Foreign affairs committee chair Tom Tugendhat has said he believes that NATO's withdrawal from Afghanistan will likely catalyse a significant rise in tensions between the US and China.

Speaking at a panel event on Afghanistan for the think tank Policy Exchange, Tugendhat explained that the two superpowers have divergent interpretations of the West’s retreat from the region.

While Washington considers the withdrawal to be a strategic move, freeing up space for the US to focus on Chinese advances in South East Asia, Beijing – according to Tugendhat – interprets the retreat as an “absence of strategic patience” and a foreign policy failure.

Discussing what he believes to be a consequence of perceived differences in Chinese and US views of the crisis, Tugendhat said: “There’s a possibility that China reads this weakness and decides that this is now the moment at which it can flex its muscles.The US, feeling that otherwise it will look weak, will feel that it now has to respond,” Tugendhat said.

Alternatively, Tugendhat explained, the US may feel a need to demonstrate the last few months in Afghanistan were not a moment of weakness and as such the country will invest efforts into new alliances, which China will view as aggression.

On Tuesday this week US President Joe Biden described the country's retreat as a delivery on his promise to finish America's “longest war”. 

Defending the move in an address to the nation, the President said: "I'm the fourth president who has faced the issue of whether and when to end this war.
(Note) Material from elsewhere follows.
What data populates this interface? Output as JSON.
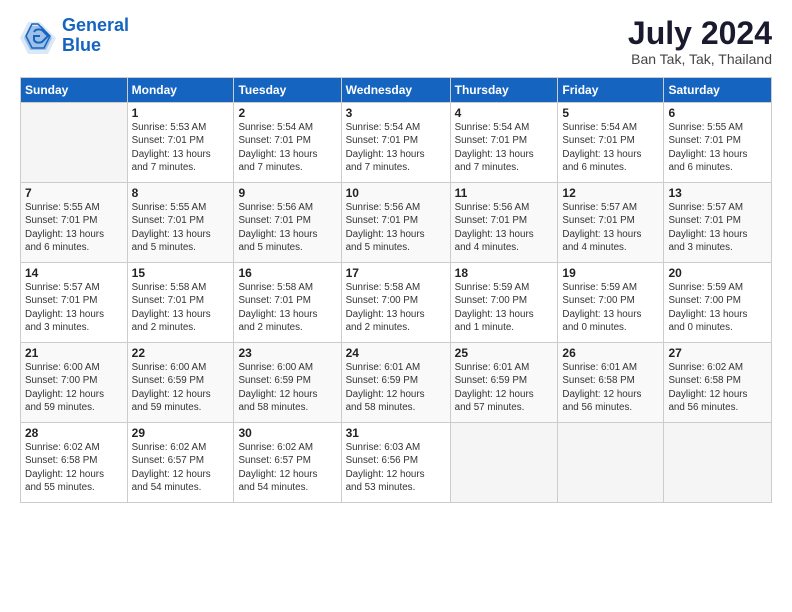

When I was running for president, I made a commitment to the American people that I would end this war. Today I've honored that commitment."

On the same day Chinese foreign ministry spokesman Wang Wenbin said that "Afghanistan has been able to free itself of foreign military occupation", signalling a view from the Chinese that the US are losers in the crisis. 

During the Policy Exchange talk the FAC chair addressed US congresswoman Ilhan Omer, assertion on Twitter last week that “ending wars is good actually”.

Tugendhat stressed that “this isn’t the end of a war this is a change of nature, a change of style, a change of competence… but it’s not the end”.

The former British army major also described “radical Islam” and China as two of the greatest threats facing liberal democracies following the West leaving Afghanistan.

“We all focus on China and Chinese communism… But there is a second one that we keep ignoring which is just as real a threat and is increasingly growing,” Tugendhat said.

“That’s transnational ideological movements, of which the most potent today is radical Islam. Radical Islam is not a challenge because of the theology – although the theology is barbaric and brutal… It’s a fundamental challenge because it’s trying to undermine the very order in which nation states.”